Dr Gregory was one of the committee that had decided that tupapaku were not to lie in the whare overnight, but, due to the mana and respect he had earned, he was allowed to lie there until the following day, when he was taken to his home marae.

In 2000 he became a trustee of Te Hauora o Te Hiku o Te Ika, where he again expressed his passion regarding Maori health and the employment of Maori to look after Maori.

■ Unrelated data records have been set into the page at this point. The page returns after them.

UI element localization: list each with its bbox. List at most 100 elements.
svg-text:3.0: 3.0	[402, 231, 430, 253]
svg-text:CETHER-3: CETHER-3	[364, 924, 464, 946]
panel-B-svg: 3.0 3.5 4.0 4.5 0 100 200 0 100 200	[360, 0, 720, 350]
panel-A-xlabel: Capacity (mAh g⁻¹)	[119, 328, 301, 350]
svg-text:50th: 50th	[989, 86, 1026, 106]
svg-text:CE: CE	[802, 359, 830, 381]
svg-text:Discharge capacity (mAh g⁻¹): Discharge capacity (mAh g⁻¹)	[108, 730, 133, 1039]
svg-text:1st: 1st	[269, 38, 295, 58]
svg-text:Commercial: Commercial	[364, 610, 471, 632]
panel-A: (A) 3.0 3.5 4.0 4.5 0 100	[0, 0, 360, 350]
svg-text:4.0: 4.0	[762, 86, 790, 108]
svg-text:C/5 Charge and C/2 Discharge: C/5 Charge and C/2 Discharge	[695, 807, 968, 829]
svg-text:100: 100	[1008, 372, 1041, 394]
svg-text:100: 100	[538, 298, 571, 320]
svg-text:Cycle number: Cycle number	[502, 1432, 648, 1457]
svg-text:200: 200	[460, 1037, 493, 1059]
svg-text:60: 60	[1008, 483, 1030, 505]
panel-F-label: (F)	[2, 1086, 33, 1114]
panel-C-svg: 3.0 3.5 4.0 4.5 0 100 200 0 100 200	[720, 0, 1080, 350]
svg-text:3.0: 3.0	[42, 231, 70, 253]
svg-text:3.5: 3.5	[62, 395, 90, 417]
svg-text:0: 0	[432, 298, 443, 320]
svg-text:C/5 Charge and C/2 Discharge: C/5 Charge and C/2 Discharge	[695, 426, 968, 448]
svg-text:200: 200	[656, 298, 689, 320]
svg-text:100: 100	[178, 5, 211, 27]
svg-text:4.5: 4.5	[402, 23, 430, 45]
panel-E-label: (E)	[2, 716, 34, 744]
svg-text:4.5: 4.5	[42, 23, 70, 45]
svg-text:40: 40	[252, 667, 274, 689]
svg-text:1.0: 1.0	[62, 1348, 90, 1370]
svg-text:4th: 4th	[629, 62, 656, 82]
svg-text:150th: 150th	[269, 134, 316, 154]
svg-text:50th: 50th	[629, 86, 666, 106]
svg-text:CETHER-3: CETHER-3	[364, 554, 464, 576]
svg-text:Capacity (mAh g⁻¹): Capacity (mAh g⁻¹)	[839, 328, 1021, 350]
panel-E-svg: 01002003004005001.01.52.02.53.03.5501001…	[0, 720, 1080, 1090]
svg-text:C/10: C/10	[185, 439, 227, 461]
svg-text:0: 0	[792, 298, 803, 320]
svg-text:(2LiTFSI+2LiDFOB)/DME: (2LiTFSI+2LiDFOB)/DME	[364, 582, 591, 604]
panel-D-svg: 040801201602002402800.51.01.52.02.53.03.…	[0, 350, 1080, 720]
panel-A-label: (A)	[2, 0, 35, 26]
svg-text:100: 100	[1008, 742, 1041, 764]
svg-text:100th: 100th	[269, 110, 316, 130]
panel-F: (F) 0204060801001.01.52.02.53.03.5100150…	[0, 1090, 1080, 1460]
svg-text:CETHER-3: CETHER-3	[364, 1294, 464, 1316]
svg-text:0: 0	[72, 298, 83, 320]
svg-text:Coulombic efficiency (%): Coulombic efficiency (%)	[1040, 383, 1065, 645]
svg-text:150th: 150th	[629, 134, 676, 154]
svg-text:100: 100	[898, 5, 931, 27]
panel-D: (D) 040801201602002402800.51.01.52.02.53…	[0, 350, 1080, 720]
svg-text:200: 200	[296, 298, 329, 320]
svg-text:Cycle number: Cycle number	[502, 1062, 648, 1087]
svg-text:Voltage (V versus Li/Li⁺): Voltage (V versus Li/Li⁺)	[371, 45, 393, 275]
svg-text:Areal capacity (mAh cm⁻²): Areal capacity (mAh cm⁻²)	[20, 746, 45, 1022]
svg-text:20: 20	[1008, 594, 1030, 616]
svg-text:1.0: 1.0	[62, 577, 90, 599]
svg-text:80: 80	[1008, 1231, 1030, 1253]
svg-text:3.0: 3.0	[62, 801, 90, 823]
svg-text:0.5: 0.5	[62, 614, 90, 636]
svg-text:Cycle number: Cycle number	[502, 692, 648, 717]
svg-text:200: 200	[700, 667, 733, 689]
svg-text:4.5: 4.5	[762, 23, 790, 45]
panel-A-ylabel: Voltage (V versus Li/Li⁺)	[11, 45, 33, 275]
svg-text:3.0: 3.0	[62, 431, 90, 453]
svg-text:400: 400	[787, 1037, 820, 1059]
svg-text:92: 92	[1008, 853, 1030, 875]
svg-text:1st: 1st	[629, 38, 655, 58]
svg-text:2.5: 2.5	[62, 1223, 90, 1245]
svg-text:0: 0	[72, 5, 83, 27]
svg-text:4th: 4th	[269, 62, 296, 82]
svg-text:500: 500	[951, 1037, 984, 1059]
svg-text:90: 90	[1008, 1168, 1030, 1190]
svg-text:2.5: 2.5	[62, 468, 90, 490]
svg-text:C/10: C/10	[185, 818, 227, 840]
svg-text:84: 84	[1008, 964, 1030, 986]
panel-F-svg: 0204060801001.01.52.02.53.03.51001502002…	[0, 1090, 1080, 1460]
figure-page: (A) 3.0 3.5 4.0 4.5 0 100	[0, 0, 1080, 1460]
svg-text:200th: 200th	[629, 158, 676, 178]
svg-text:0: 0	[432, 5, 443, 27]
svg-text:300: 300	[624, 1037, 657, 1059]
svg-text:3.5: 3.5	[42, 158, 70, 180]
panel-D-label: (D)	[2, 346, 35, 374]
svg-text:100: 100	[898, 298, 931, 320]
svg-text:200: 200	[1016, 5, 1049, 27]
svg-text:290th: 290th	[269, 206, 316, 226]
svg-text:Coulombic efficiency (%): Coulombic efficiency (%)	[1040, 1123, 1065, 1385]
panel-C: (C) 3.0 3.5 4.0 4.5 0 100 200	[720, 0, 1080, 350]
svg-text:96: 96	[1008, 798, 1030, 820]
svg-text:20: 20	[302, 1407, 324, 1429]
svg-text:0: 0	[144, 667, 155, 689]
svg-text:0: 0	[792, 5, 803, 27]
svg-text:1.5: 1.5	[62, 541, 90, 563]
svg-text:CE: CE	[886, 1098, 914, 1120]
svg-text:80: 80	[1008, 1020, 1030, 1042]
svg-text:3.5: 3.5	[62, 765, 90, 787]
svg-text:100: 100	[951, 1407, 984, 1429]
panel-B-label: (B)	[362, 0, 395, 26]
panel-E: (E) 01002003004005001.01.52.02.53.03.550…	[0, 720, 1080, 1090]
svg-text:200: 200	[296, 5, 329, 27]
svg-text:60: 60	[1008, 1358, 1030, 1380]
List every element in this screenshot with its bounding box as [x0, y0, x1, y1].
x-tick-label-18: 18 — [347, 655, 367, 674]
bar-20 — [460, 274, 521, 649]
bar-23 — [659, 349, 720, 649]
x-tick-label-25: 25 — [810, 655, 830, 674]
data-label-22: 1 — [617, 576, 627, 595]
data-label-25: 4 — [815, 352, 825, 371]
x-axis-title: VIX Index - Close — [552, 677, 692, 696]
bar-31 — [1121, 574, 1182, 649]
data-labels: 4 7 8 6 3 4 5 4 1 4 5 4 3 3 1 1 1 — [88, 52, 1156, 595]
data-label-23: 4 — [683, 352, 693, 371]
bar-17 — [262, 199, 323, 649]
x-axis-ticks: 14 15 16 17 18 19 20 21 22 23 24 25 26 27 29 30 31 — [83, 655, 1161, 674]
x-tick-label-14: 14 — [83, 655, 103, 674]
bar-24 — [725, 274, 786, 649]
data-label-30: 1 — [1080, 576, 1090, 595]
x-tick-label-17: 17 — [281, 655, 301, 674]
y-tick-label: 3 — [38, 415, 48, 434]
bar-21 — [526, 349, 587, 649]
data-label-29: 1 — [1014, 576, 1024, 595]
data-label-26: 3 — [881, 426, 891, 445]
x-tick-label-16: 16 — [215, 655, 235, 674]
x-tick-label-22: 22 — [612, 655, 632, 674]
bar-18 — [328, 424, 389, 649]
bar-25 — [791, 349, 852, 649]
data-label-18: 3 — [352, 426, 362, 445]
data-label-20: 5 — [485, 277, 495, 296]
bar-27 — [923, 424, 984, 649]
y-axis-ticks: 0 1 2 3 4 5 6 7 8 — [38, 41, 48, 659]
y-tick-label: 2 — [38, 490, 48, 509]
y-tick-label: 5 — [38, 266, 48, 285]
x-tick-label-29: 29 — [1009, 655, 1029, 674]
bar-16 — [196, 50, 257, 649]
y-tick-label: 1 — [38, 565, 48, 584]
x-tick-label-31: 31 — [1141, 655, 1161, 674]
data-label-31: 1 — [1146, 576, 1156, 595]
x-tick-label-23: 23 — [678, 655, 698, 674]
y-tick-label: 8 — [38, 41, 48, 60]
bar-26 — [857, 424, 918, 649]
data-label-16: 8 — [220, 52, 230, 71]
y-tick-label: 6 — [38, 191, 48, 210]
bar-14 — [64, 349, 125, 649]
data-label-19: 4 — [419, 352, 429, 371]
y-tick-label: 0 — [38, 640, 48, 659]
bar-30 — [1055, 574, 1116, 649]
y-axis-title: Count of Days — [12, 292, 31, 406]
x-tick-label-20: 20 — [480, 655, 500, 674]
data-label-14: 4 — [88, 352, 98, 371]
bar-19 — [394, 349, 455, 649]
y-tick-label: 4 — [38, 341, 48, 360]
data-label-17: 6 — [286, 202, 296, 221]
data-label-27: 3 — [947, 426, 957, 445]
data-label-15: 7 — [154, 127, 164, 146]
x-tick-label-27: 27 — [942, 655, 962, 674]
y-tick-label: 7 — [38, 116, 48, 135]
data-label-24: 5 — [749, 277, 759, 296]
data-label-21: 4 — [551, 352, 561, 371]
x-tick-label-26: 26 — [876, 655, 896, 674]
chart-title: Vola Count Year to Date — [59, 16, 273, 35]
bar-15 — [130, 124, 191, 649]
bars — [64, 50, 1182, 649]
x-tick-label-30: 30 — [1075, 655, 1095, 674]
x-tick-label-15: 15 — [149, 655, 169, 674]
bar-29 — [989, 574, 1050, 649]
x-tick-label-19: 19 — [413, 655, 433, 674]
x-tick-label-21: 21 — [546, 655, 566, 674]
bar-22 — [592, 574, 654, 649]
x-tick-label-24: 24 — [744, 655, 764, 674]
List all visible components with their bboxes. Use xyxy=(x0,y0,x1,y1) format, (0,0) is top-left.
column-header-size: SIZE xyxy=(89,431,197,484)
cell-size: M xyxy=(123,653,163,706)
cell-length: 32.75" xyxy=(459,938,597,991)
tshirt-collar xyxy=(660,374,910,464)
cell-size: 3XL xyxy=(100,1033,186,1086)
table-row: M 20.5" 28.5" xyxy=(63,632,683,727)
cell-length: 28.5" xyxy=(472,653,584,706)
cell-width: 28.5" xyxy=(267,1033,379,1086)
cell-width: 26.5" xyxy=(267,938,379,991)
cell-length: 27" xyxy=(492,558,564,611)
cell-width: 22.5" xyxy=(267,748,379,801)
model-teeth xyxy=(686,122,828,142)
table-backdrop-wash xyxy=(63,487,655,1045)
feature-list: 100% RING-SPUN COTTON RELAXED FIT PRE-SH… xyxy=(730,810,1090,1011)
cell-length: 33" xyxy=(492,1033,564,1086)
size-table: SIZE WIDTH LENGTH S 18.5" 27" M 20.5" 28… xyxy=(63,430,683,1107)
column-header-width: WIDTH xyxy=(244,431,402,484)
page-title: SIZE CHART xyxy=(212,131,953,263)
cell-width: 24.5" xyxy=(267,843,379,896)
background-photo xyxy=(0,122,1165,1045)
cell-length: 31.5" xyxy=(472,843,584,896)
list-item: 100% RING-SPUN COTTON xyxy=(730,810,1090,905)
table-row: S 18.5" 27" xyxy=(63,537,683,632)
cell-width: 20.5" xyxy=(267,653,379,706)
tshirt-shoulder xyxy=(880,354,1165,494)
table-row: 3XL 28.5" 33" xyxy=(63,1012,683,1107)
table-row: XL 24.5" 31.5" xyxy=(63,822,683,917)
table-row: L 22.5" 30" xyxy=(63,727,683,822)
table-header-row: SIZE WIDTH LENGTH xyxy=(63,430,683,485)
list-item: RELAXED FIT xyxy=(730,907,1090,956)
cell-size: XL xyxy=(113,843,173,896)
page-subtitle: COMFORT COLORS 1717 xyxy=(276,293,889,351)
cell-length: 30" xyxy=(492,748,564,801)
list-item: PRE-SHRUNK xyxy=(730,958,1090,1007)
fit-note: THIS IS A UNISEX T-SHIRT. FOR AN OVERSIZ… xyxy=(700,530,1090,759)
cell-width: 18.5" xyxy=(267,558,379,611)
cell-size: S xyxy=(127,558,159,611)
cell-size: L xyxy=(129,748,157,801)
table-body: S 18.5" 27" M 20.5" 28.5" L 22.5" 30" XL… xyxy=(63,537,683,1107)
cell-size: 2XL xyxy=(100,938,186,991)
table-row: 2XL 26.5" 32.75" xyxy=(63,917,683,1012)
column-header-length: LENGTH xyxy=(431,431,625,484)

He advocated for the employment of Maori medical and non-medical staff to care for the needs of Maori, on the basis that Maori were best suited to take care of the needs and well-being of their own people.

His vision was for Maori to become financially autonomous rather than rely on government funding to improve their health and wellbeing.

In 2001, after establishing the nurse-led Maranga Mai Clinic in Kaitaia, the natural progression was to establish the trust's own GP clinic, and, with an eye ever on the future, to expand by purchasing local GP and dental practices.